Sidang Petani Ijen Vs PTPN Tidak Sesuai Prosedur?

1 week ago 16
  • Persidangan Trio Bondowoso, Ahmad Yudi Purwanto, Jumari, dan Fajariyanto, yang berkonflik dengan Java Coffee Estate (JCE),  garapan PTPN I Regional 5, Kamis (20/3/2025), tidak sesuai prosedur. Pasalnya, Majelis Hakim Pengadilan Negeri Bondowoso justru mendahulukan pemeriksaan terdakwa ketimbang saksi yang meringankan (a de charge).
  • Penasihat hukum trio bondowoso menyebut langkah ini tidak sesuai dengan Kitab Hukum Acara Pidana (KUHAP). Mereka sempat menanyakan dasar perubahan susunan pemeriksaan tersebut, namun Ketua Majelis Hakim hanya menyebut bersandar pada logika hukum.
  • Wahyu Eka Setyawan, Direktur Eksekutif Walhi Jawa Timur, menyebut, dakwaan terhadap trio bondowoso pun tidak berdasar. Pasal 160 KUHP yang digunakan seharusnya delik materiil, bukan formil.
  • Eko Cahyono, Sosiolog Pedesaan, mengatakan, kriminalisasi dan konflik agraria di PTPN menunjukkan beberapa hal. Pertama, dominasi positivisme hukum dan mistisisme hukum dari negara. Seolah-olah, hukum sudah mengandung keadilan dari sononya. Sehingga, menerapkan hukum sama dengan melakukan kebenaran.
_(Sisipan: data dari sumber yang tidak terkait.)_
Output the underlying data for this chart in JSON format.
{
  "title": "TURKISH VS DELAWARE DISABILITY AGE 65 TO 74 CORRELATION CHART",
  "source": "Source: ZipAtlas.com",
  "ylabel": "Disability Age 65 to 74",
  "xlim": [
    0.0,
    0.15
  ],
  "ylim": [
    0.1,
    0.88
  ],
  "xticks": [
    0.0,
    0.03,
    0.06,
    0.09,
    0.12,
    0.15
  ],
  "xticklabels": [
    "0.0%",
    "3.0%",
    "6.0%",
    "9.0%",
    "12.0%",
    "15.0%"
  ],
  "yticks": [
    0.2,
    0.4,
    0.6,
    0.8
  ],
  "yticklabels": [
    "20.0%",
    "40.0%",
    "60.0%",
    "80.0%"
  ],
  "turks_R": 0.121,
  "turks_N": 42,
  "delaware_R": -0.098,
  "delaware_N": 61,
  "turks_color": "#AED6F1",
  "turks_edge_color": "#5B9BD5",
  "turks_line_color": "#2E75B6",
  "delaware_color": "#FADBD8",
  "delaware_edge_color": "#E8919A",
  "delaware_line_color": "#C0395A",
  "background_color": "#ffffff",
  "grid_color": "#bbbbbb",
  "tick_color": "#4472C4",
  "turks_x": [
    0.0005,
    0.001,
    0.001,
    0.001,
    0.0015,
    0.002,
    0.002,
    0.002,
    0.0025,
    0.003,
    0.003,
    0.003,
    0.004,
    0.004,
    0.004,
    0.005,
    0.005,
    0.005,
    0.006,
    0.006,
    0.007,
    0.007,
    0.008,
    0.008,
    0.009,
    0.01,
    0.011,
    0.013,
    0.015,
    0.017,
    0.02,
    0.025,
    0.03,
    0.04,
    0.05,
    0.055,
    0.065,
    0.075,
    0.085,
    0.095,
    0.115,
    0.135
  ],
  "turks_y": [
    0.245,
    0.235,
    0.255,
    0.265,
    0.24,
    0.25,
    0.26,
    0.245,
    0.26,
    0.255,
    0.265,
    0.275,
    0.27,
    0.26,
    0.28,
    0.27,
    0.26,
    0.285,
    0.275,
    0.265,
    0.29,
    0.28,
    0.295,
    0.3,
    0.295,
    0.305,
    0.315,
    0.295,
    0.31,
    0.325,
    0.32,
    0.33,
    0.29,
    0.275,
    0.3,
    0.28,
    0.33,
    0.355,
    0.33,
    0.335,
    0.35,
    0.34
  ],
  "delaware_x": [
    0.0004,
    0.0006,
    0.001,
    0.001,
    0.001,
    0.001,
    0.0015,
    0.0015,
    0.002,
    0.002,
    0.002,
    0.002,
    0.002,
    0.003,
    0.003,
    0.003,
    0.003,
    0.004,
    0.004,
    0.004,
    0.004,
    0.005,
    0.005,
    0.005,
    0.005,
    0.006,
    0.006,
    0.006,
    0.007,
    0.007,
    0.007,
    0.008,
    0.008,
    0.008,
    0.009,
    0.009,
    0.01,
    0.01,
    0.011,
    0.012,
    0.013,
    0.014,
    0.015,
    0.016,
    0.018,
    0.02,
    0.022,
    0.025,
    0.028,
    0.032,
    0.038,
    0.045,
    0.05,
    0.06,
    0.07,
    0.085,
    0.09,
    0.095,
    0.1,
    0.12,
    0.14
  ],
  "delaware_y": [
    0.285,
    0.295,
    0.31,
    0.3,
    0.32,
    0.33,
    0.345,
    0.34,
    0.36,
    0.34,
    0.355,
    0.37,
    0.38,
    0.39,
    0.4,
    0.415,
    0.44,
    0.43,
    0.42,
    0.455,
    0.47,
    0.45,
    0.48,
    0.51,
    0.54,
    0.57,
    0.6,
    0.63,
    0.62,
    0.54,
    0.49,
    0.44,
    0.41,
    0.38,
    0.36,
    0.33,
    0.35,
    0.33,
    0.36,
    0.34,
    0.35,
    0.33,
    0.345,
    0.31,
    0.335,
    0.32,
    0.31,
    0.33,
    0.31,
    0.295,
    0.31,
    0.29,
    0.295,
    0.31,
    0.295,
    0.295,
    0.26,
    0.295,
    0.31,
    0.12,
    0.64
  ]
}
Persidangan Trio Bondowoso, Ahmad Yudi Purwanto, Jumari, dan Fajariyanto, terjerat kasus buntut berkonflik dengan Java Coffee Estate (JCE), milik  PTPN I regional 5, berlangsung Kamis (20/3/25). Kuasa hukum warga menilai, persidangan tidak sesuai prosedur. Pasalnya, Majelis Hakim Pengadilan Negeri Bondowoso justru mendahulukan pemeriksaan terdakwa ketimbang saksi yang meringankan (a de charge).

Penasihat hukum Trio Bondowoso menyebut, langkah ini tidak sesuai dengan Kitab Hukum Acara Pidana (KUHAP). Mereka sempat menanyakan dasar perubahan susunan pemeriksaan  itu, namun Ketua Majelis Hakim hanya menyebut bersandar pada logika hukum.

“Tanpa memberikan penjelasan lebih lanjut logika hukum yang dimaksud,” kata M Ramli Himawan, kuasa hukum Trio Bondowoso.

Perubahan urutan ini akan mengubah susunan dan agenda pemeriksaan ahli yang sudah mereka siapkan untuk Trio Bondowoso. Kuasa hukum dan 60 petani Desa Kaligedang, Ijen, Bondowoso, sampai walk out karena hakim ngotot dengan agendanya.

“Sebenarnya ada apa dengan majelis hakim sampai berkeras melakukan pemeriksaan terdakwa terlebih dahulu? Apakah perkara ini pesanan? Wajar asumsi ini muncul karena tidak ada urgensi mendahulukan pemeriksaan terdakwa.”

Lapor ke Mahkamah Agung

Sidang akhirnya ditunda, namun Ramli bilang akan mengadukan ke Badan Pengawas Mahkamah Agung. Kesewenang-wenangan ini, katanya, merupakan preseden buruk.

“Terlebih kepada petani Ijen yang diperlakukan tidak adil lewat kriminalisasi melalui tuduhan murahan yang tidak dapat dipertanggungjawabkan,” katanya.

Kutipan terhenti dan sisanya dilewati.